High-volume prescription drugs. For the first quarter of 2011, we looked at the serious adverse events associated with the five most widely dispensed prescription drugs: HYDROcodone with acetaminophen, levothyroxine, simvastatin, lisinopril, and azithromycin. One would hope that the most time-proven (all were on the market for 20 years or longer) and widely used drugs rank among the safest. We found 708 reports of serious injuries and death reported among the 116.7 million dispensed prescriptions for these drugs. The predominant adverse events identified in these reports are relatively well known risks. However, the adverse events with these older drugs may infrequently be reported to FDA given familiarity with their safety profiles.

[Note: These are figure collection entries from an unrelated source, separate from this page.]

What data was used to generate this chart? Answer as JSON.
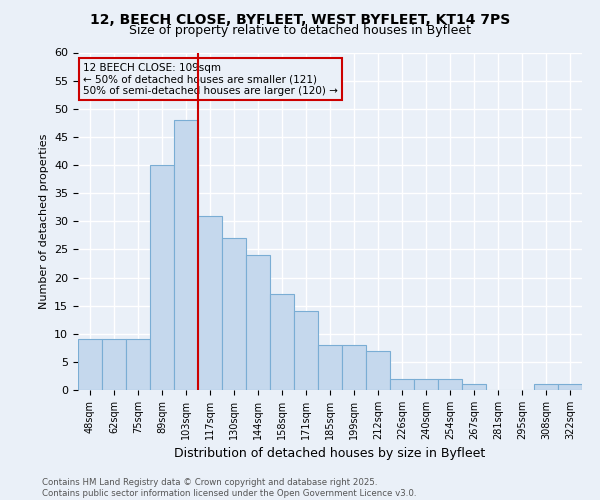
{
  "title_line1": "12, BEECH CLOSE, BYFLEET, WEST BYFLEET, KT14 7PS",
  "title_line2": "Size of property relative to detached houses in Byfleet",
  "categories": [
    "48sqm",
    "62sqm",
    "75sqm",
    "89sqm",
    "103sqm",
    "117sqm",
    "130sqm",
    "144sqm",
    "158sqm",
    "171sqm",
    "185sqm",
    "199sqm",
    "212sqm",
    "226sqm",
    "240sqm",
    "254sqm",
    "267sqm",
    "281sqm",
    "295sqm",
    "308sqm",
    "322sqm"
  ],
  "values": [
    9,
    9,
    9,
    40,
    48,
    31,
    27,
    24,
    17,
    14,
    8,
    8,
    7,
    2,
    2,
    2,
    1,
    0,
    0,
    1,
    1
  ],
  "bar_color": "#c5d8ed",
  "bar_edge_color": "#7aadd4",
  "background_color": "#eaf0f8",
  "grid_color": "#ffffff",
  "vline_index": 4.5,
  "vline_color": "#cc0000",
  "ylabel": "Number of detached properties",
  "xlabel": "Distribution of detached houses by size in Byfleet",
  "ylim": [
    0,
    60
  ],
  "yticks": [
    0,
    5,
    10,
    15,
    20,
    25,
    30,
    35,
    40,
    45,
    50,
    55,
    60
  ],
  "annotation_title": "12 BEECH CLOSE: 109sqm",
  "annotation_line2": "← 50% of detached houses are smaller (121)",
  "annotation_line3": "50% of semi-detached houses are larger (120) →",
  "footer_line1": "Contains HM Land Registry data © Crown copyright and database right 2025.",
  "footer_line2": "Contains public sector information licensed under the Open Government Licence v3.0."
}
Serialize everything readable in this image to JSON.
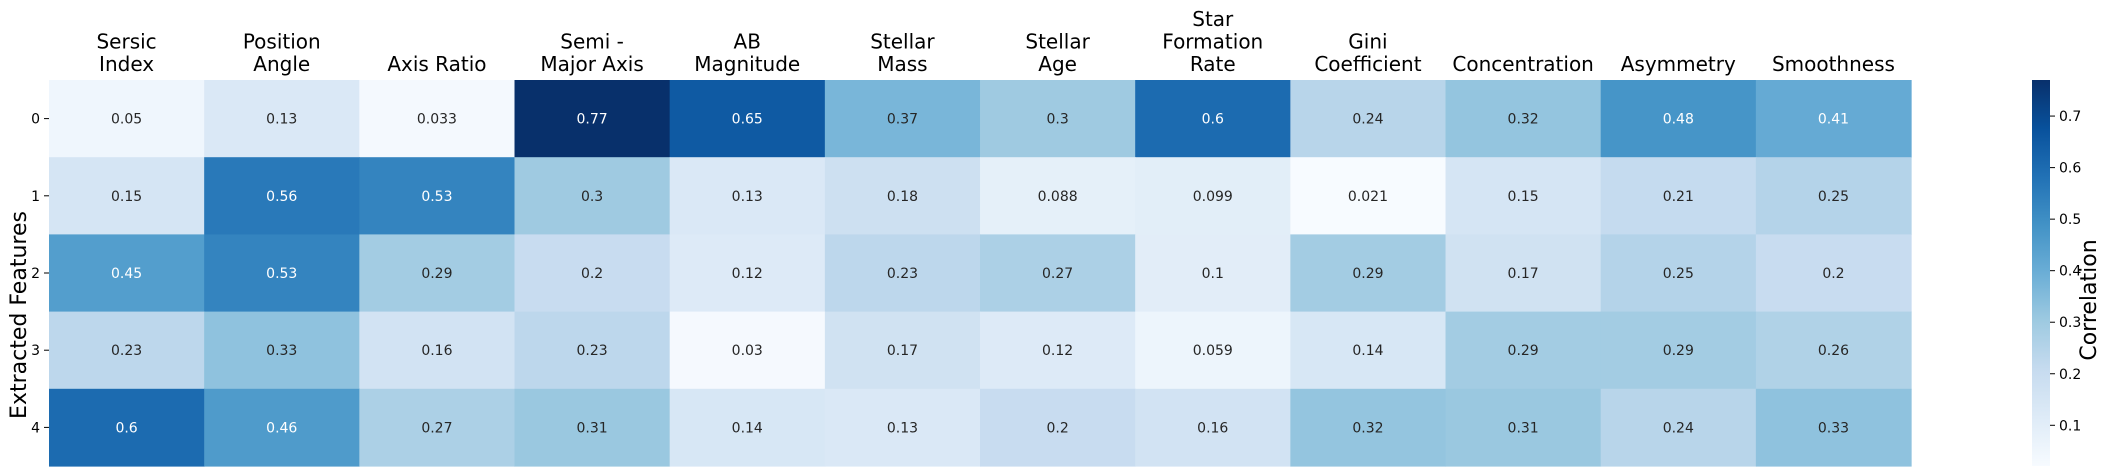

Even when reporting rates are low, a single quarter of adverse event data still reveal important information about the reported risks of these prescription drugs (listed in Table 1 on page 2). For levothyroxine, we noted an unexpected signal of suicidal and self-injurious behavior, with 20 completed suicides in the quarter. In a problem we have noted before, three companies reported the same suicides that were listed in a poison control annual report even though levothyroxine was not the suspect drug but just one of many drugs found in the blood of the overdose victims who had also taken drugs with an established suicide risk. 

References

1) American Psychiatric Association Task Force on late neurological effects of antipsychotic drugs. Washington, DC: American Psychiatric Association. 1980:17.
2) Schooler N, Rabinowitz J, Davidson M, Emsley R, et al. Risperidone and haloperidol in first-episode psychosis: a long-term randomized trial. Am J Psychiatry. 2005;162:947–53.
3) Lee A, Kuo B. Metoclopramide in the treatment of diabetic gastroparesis. Expert Rev Endocrinol Metab. 2010;5:653–62.
4) Kaplan S, Staffa JA, Dal Pan GJ. Duration of therapy with metoclopramide: a prescription claims data study. Pharmacoepidemiol Drug Saf. 2007; 16: 878–81.